Wednesday, September 9, 2009

How does the demand for health rise with income?

A few days ago Greg Mankiw posted links on his blog to Robert Fogel's recent piece in The American on health care, and Daron Acemoglu's two cents about it. I think Mankiw hit the nail on the head with the confounding role of technological change in the income elasticity. It is definitely an issue of whether we're talking about the long-term, in which technology is changing, or cross-section, in which it isn't, and Fogel and others clearly mean the former.

But the former is arguably what's more relevant if we're concerned about the long-term sustainability of our system of health insurance and health care, using the rising share of health spending in GDP over time as our main indicator.
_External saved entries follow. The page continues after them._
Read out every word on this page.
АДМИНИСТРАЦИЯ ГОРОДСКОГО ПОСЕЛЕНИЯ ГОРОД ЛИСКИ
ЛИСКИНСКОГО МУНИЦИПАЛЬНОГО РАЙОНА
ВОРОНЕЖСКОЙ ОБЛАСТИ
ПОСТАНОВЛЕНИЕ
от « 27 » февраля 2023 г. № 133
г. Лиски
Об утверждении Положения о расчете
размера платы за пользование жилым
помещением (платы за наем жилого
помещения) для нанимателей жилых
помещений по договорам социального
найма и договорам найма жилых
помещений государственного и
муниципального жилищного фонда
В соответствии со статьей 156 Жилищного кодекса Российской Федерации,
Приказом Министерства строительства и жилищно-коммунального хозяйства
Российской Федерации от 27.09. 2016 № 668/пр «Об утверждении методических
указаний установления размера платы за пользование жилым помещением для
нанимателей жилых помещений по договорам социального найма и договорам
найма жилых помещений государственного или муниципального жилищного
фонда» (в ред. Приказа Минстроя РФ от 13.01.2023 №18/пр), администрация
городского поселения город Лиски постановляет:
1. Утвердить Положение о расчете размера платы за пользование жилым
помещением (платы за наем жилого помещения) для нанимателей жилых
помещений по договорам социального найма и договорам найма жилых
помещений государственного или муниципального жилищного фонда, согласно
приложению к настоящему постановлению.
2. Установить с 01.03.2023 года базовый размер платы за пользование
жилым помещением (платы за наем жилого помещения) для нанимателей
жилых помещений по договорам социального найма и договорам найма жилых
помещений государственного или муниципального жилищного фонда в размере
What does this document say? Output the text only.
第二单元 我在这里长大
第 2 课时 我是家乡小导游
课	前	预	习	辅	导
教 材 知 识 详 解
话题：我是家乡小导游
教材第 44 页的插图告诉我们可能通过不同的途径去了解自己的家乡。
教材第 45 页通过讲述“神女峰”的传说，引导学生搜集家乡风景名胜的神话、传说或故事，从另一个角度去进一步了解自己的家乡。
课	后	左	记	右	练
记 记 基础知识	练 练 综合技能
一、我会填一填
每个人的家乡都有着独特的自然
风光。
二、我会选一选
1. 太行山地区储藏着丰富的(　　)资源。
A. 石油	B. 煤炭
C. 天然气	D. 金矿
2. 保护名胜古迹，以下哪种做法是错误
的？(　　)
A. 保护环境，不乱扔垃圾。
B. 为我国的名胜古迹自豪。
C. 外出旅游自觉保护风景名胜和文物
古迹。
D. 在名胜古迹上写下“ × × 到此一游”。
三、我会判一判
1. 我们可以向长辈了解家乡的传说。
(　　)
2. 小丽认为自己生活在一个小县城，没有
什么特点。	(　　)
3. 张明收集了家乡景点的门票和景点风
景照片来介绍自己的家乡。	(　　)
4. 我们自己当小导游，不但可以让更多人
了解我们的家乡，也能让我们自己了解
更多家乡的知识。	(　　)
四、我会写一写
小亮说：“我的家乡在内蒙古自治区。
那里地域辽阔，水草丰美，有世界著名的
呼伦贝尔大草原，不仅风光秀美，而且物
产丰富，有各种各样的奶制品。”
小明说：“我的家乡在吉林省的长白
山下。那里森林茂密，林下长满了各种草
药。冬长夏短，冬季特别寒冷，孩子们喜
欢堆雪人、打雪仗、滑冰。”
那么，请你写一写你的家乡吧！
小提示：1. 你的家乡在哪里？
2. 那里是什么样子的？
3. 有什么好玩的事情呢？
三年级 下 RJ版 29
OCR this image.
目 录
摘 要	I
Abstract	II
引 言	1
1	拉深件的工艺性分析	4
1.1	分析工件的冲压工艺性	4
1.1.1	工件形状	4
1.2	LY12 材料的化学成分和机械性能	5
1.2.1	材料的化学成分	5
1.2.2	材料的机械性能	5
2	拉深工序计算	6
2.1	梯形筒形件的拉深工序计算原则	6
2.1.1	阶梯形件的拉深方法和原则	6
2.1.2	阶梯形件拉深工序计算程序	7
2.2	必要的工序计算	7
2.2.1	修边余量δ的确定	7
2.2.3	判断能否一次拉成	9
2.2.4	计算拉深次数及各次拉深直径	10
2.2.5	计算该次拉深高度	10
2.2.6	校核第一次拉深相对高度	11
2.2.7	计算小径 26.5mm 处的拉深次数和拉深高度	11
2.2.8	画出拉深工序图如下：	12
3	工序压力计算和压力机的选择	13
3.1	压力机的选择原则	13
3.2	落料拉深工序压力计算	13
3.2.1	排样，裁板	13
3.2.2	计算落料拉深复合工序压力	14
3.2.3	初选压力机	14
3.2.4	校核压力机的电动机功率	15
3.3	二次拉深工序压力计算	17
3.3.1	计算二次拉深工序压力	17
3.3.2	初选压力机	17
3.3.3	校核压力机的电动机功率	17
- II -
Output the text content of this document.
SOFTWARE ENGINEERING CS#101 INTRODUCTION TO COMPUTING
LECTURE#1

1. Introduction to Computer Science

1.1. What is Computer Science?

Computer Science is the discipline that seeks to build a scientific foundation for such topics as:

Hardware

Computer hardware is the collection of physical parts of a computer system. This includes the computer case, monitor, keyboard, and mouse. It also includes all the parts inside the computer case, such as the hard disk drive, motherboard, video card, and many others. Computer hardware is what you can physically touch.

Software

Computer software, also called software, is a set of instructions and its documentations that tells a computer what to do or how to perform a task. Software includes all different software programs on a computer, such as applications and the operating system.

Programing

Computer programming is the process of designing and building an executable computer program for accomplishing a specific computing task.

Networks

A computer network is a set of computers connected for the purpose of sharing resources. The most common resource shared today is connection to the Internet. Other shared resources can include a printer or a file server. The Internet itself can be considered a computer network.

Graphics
In the first brush anyway, we're less concerned about how much more money is spent on health care by rich as opposed to poor consumers, although that is also an interesting paper.

Acemoglu and co's paper is great in that it totally takes the bait laid by Hall and Jones (QJE, 2007) about microstudies that could shed light on the income elasticity of life extension --- and upends the result. But the inconsistent results remind me of the very similar disagreement in the empirical literature about the income elasticity of the value of a statistical life, which also seems to break along longitudinal vs. cross-sectional lines. (Acemoglu et al. have 2 decades of data, but even that may be relatively short.) Viscusi and Aldy (J Risk Uncertainty, 2003) effectively examine a global cross section of countries after 1970; Costa and Kahn (J Risk Uncertainty, 2004) look at four decades of data in the U.S. The former believe the income elasticity is less than 1; the latter believe it's greater than 1.

I work in a related area, and the latest I heard from Chad Jones about this issue is that their model requires the elasticity of intertemporal substitution, which governs how "luxury" a good life extension is relative to consumption, needs to be less than one for there to be demand-driven growth in the health share of GDP, to paraphrase Fogel. In other words, for the longitudinal evidence and theory to be right.